Accidents du travail : les indemnités taxées ?
Par Régis TRILLES le jeudi 24 septembre 2009, 22:36 - Actualité - Luttes - Lien permanent
Le ministre du travail Xavier Darcos s’est dit favorable jeudi à la fiscalisation des indemnités en cas d’accidents du travail. Une énième taxe qui pénaliserait les ménages les plus pauvres.

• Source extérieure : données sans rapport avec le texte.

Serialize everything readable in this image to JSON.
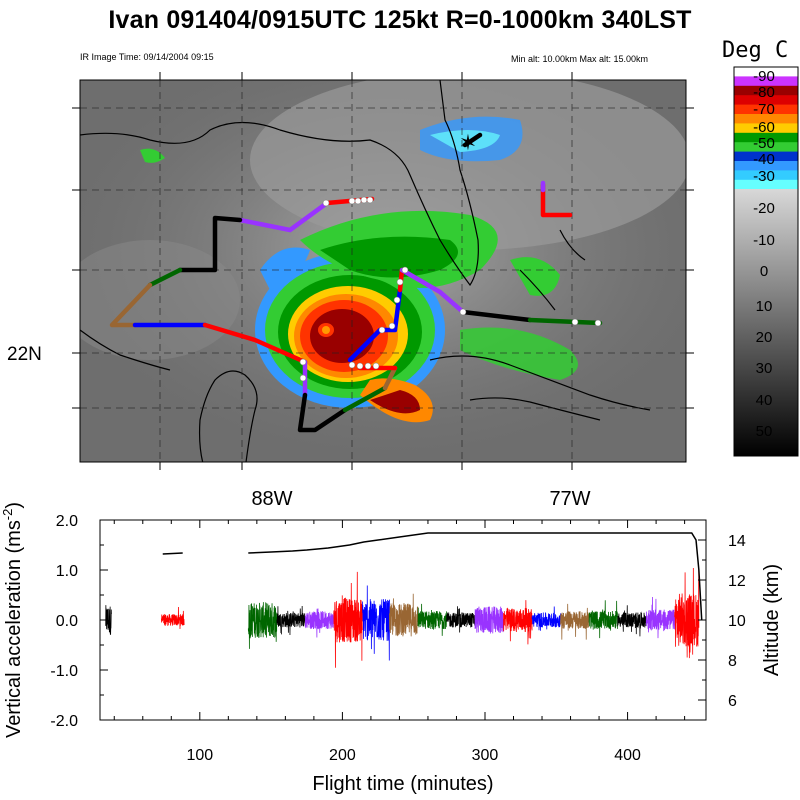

Rapidement, la nouvelle a suscité la colère des syndicats et des politiques. Bernard Thibault, secrétaire général de la CGT, a dénoncé, jeudi sur RFI, "l’indécence la plus totale" du projet du gouvernement de fiscalisation des indemnités pour accident du travail. "Ce sont d’abord des victimes", a souligné le dirigeant cégétiste, et ce projet "est tout à fait à l’image des mesures inégalitaires qui se multiplient".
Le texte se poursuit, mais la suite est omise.